Hüben und drüben #52 – WALKED AWAY A DOZEN TIMES, I DROVE AWAY A HUNDRED MORE

WALKED AWAY A DOZEN TIMES, I DROVE AWAY A HUNDRED MORE by Florian Fritsch
WALKED AWAY A DOZEN TIMES, I DROVE AWAY A HUNDRED MORE by Florian Fritsch

(c) Florian Fritsch
(Klick macht groß)

I walked away a dozen times / I drove away a hundred more / But all the trains and all the buses / Brought me back here to our door (Words by Woody Guthrie, Music by Anders Parker)
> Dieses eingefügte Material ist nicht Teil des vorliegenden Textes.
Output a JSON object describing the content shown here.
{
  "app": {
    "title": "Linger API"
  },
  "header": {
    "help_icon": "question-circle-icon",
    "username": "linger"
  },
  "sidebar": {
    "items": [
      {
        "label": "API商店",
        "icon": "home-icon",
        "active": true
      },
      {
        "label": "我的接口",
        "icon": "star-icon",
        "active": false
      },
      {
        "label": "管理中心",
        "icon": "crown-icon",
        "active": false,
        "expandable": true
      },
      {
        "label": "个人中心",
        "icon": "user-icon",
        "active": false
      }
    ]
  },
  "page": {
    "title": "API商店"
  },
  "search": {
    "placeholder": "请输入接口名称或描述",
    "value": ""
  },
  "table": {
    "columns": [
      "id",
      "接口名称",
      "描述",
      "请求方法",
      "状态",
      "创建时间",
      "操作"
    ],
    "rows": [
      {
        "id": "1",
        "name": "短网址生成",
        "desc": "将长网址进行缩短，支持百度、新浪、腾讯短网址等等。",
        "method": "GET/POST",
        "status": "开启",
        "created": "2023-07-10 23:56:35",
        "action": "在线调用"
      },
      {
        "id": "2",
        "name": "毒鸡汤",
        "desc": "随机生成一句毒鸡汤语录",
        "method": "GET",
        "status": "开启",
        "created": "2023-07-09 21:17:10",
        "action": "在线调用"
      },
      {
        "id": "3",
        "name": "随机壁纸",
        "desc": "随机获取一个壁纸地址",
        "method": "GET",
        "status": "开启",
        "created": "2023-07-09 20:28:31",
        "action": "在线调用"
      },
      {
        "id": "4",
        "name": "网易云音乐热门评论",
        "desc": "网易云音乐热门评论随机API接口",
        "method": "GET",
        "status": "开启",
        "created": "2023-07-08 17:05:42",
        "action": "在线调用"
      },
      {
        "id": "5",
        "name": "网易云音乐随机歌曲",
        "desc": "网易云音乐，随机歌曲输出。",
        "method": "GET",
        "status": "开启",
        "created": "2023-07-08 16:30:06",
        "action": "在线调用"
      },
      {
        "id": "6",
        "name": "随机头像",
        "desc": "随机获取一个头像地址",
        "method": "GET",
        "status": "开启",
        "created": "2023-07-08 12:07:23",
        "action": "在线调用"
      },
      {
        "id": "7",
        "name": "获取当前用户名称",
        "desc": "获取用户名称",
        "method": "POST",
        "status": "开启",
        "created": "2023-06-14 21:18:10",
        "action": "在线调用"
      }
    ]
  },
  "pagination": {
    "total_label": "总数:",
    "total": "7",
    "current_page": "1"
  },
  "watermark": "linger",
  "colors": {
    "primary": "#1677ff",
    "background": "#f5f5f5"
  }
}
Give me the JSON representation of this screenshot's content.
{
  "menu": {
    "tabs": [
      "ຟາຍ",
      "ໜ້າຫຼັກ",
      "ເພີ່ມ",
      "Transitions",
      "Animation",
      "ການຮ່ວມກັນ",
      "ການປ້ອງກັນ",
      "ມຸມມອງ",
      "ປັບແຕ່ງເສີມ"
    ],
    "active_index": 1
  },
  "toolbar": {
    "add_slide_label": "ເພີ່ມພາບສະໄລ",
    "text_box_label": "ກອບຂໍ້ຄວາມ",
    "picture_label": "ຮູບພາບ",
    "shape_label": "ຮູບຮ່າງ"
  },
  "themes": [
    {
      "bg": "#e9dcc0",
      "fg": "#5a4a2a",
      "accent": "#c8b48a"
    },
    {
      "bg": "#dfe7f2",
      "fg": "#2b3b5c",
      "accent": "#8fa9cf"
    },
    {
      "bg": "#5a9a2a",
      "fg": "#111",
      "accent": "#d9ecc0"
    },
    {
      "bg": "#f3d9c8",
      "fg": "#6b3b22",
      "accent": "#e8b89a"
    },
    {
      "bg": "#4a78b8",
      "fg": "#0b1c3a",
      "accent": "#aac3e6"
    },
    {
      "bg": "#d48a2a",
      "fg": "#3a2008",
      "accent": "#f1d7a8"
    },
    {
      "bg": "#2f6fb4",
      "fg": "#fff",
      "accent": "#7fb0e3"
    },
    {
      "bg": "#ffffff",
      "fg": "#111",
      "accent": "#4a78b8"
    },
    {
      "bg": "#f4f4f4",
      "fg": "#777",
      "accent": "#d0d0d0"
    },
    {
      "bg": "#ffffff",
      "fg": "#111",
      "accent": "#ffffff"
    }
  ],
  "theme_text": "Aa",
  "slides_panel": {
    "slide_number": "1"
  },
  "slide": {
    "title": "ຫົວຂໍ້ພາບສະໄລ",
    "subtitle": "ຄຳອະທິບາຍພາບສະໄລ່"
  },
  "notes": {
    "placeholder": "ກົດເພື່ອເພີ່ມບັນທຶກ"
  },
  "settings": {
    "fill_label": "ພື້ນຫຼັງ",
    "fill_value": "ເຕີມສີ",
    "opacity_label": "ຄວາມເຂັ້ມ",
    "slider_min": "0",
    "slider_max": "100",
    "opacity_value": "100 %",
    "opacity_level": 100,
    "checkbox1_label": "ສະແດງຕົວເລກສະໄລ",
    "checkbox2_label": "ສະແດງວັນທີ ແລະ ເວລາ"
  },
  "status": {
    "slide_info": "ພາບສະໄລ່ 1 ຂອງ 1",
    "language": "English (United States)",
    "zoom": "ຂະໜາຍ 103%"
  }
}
Mehr von und über Florian Fritsch gibt es auf der Pixartix-Gästeseite und bei Hobokollektiv.

9 Gedanken zu “Hüben und drüben #52 – WALKED AWAY A DOZEN TIMES, I DROVE AWAY A HUNDRED MORE

  1. wohin wir auch gehen – hüben und drüben – die eigene tür, den eigenen krempel (innen und außen) haben wir immer dabei.
    starkes bild-text-paket, lieber florian. eindringlich. dicht.

    1. Ja, die Pakete, die wir tragen … schwer, undurchsichtig & immer dabei. Es gibt kein Entkommen, lediglich die Wege die wir gehen. Vielen Dank, soso.

      Viele Grüße & weiterhin sichere Straßen, Fritsch.

  2. so manch Einer und Eine muss weit laufen oder fahren,um das,was er oder sie sucht direkt vor der Haustüre vorzufinden, ganz nach dem Motto: too near to see … und dein Bild lieber Florian zeigt aufs Beste den Nebel, der uns oft genug die klare Sicht verstellt;)

    herzliche Grüsse auf deine Wege
    Ulli

    1. Manchmal kommt mir der Gedanke, dass der Nebel uns eventuell auch klarer sehen lässt, denn wir müssen uns anstrengen & sind gezwungen uns zu fokussieren um zu erkennen. Und da ist es fast egal ob hier & jetzt oder hüben & drüben. Vielen Dank, Ulli.

      Viele Grüße & weiterhin sichere Straßen, Fritsch.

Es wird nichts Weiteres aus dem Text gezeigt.